In embodiments, if the DNA polymerase is provided as a fusion protein, the fusion protein may comprise one or more ribosomal skipping sequences, which are also referred to in the art as “self-cleaving” amino acid sequences. These are typically about 18-22 amino acids long. Any suitable sequence can be used, non-limiting example of which include T2A, comprising the amino acid sequence: EGRGSLLTCGDVEENPGP (SEQ ID NO: 42); P2A, comprising the amino acid sequence ATNFSLLKQAGDVEENPGP (SEQ ID NO: 43); E2A, comprising the amino acid sequence QCTNYALLKLAGDVESNPGP (SEQ ID NO: 44); and F2A, comprising the amino acid sequence VKQTLNFDLLKLAGDVESNPGP (SEQ ID NO: 45).
In embodiments, the fusion proteins may comprise linking amino acids (e.g., linkers) that separate one or more protein domains. The linker is typically at least two amino acids long, and may include a GS sequence, but other sequences may be used. In embodiments, the linker is from 3-100 amino acids in length. In embodiments, a linker sequences comprises or consists of a “GS” sequence. In embodiments, the linker comprises or consists of the sequence SAGGGGSGGGGSGGGGSG (SEQ ID NO: 46).
In embodiments, a fusion protein of the disclosure includes one or more nuclear localization signals, representative and non-limiting examples of which are provided herein. In general, for eukaryotic purposes, a nuclear localization signal comprises one or more short sequences of positively charged lysines or arginines.

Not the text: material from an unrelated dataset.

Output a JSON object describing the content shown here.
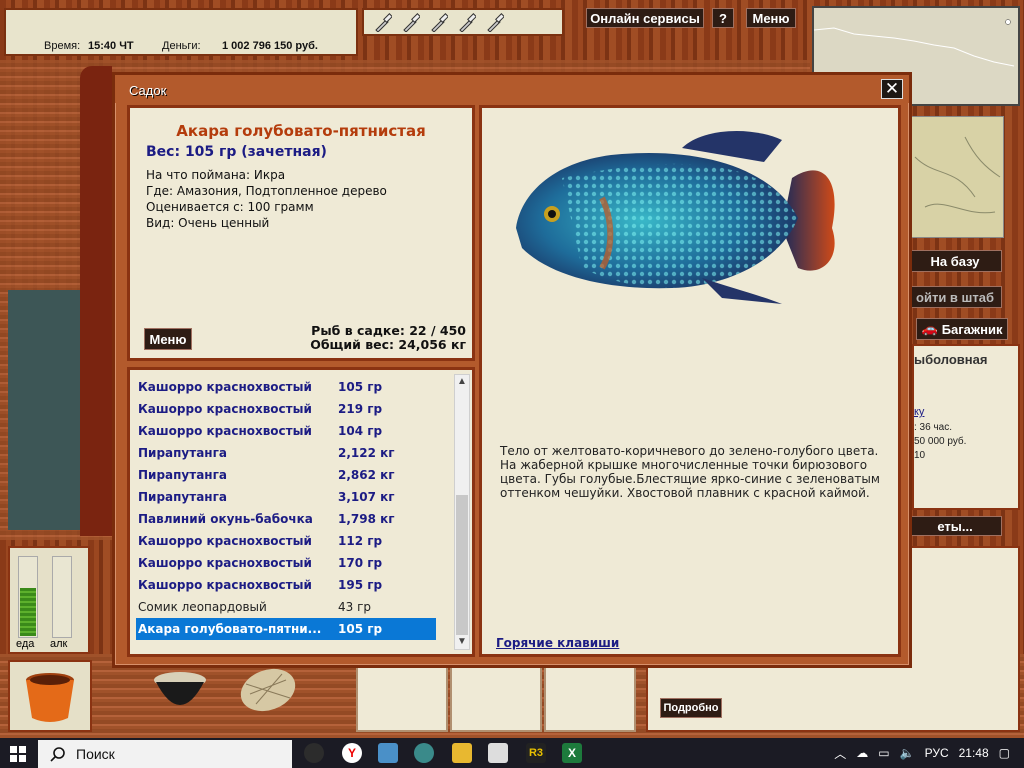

In non-limiting embodiments, the disclosure provides a fusion protein that comprise an MS2 segment and a DNA polymerase segment, which may also include the aforementioned linking amino acids, nuclear localization signals, and ribosome skipping/self-cleaving sequences. A segment means a section of the described protein that contains contiguous amino acid sequences. In embodiments, the segment is of sufficient length to retain the function of protein to participate in the described method and is thus a functional segment. In embodiments, a segment comprises a contiguous segment of a described protein that includes contiguously 80%-99% of a described amino acid sequence.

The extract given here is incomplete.